Focused on form and content, Oldenburg often took symbols of American culture like the hamburger, and pushed traditional art boundaries in terms of scale, medium and location. In doing so, Oldenburg was taking influence from Dada and minimalist art movements. Dadaism directly challenged the idea of “high art” as many pop artists took strides to dismantle traditional art hierarchies. Oldenburg’s sculptures were often immersed into outdoor and indoor public spaces, which emphasizes his belief: “I am for an art that is political-erotical-mystical, that does something more than sit (on its ass) in a museum.” Taking inspiration from minimalism, he believed that a work of art is contingent upon a viewer’s physical relationship with the object--making art that both occupies and activates a space. 

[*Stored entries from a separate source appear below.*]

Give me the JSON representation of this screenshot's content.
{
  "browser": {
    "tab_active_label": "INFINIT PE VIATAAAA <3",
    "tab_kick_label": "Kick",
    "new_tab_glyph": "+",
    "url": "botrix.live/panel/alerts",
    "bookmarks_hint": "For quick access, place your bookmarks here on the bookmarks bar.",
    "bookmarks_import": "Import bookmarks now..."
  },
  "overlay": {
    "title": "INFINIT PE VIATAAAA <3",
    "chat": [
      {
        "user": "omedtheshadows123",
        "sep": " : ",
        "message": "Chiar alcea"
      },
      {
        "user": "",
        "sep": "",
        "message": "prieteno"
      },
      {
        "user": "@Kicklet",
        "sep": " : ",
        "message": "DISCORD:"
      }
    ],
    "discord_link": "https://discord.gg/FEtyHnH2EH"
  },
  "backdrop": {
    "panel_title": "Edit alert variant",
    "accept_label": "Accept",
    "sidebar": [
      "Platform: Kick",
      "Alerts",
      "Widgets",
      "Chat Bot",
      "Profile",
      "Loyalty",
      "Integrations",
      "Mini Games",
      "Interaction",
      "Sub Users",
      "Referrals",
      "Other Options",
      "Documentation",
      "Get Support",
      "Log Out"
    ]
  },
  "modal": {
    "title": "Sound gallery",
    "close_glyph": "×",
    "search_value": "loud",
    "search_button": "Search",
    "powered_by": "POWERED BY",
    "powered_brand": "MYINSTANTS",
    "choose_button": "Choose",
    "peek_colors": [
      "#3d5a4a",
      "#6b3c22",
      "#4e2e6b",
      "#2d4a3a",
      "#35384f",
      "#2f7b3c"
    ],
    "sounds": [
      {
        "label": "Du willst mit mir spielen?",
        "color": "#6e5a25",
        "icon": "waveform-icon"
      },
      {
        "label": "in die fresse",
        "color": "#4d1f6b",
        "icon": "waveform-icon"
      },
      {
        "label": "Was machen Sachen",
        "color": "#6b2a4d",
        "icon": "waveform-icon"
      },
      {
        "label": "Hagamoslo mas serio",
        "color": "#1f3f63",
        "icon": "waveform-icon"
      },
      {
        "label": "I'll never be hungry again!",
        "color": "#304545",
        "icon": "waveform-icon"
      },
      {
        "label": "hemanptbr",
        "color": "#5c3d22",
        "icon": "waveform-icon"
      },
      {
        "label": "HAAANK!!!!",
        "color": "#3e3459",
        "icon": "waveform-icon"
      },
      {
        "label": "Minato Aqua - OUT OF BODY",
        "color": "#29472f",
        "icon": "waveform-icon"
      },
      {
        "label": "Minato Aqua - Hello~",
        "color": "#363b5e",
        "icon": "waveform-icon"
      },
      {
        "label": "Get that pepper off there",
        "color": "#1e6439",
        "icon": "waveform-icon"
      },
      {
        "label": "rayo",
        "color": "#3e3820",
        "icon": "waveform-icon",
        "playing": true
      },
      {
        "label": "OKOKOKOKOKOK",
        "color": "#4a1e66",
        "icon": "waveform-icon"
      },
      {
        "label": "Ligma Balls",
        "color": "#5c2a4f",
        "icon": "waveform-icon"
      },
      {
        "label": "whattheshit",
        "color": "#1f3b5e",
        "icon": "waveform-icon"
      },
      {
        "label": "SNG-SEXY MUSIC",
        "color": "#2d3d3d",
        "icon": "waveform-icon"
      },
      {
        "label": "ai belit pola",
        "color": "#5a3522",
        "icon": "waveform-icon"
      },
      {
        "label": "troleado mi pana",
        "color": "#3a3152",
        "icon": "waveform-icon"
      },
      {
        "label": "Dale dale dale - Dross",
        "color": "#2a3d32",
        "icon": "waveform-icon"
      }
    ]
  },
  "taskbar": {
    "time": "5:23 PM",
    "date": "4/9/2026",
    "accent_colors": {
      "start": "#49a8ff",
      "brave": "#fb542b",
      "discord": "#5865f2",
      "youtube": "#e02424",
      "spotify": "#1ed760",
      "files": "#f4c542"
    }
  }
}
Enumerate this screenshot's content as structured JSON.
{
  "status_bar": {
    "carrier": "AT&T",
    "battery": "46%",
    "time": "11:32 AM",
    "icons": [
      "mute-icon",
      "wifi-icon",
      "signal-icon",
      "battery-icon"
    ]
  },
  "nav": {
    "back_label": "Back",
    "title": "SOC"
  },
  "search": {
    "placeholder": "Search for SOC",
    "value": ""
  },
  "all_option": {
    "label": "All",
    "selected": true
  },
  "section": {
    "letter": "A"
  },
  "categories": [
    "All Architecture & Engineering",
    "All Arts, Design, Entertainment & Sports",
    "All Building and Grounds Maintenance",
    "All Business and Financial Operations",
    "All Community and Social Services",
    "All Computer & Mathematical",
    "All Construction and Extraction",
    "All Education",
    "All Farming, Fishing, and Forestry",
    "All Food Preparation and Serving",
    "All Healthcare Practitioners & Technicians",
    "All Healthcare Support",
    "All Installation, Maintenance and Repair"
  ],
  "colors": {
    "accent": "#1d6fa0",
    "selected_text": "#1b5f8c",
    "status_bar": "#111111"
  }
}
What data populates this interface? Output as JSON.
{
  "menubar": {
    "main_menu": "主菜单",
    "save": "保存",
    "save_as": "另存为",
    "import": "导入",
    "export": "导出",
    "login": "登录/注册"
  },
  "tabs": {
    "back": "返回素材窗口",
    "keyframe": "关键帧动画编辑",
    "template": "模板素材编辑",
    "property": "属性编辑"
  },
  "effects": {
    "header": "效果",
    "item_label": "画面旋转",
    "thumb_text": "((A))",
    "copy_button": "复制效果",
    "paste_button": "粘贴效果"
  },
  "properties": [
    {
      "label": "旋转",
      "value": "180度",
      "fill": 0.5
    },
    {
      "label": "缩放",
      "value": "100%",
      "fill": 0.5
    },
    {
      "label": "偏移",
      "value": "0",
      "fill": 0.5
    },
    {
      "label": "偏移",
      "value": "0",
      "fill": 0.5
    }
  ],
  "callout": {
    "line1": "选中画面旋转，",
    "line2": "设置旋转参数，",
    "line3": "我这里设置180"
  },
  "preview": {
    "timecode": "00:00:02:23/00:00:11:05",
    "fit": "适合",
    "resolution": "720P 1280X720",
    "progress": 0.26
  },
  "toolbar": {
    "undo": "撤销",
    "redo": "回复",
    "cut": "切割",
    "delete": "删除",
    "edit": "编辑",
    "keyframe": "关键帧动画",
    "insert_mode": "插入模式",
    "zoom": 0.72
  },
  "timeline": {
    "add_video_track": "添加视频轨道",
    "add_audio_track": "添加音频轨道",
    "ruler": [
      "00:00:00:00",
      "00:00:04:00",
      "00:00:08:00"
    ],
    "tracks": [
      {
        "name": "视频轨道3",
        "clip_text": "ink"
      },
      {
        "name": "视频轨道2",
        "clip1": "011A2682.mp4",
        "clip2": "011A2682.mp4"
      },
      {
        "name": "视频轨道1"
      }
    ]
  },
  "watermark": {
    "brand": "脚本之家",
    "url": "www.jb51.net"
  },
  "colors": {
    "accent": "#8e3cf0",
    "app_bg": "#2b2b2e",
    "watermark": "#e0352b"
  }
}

Oldenburg’s early life was spent between the United States, Sweden, and Norway. Shortly after his robust education, taking him from Yale University (1946-50) then to the School of the Art Institute of Chicago (1952-54), the artist moved to New York where he was enamored with the liveliness of the city and stimulation of imagery. Shifting from his early days of constructing large, fluffy sculptures with canvas and cloth materials, Oldenburg is particularly known for his later style that he referred to as, “Colossal Monuments.” During the 1960s and on he often collaborated with art historian and curator, Coosje van Bruggen, his wife, on these monumentally scaled sculptures. Pieces such as Cupid’s Span in San Fransisco and Spoonbridge and Cherry in Minneapolis are just two examples of the couple’s beloved and massive sculptures that illuminate the idea of culture as nature.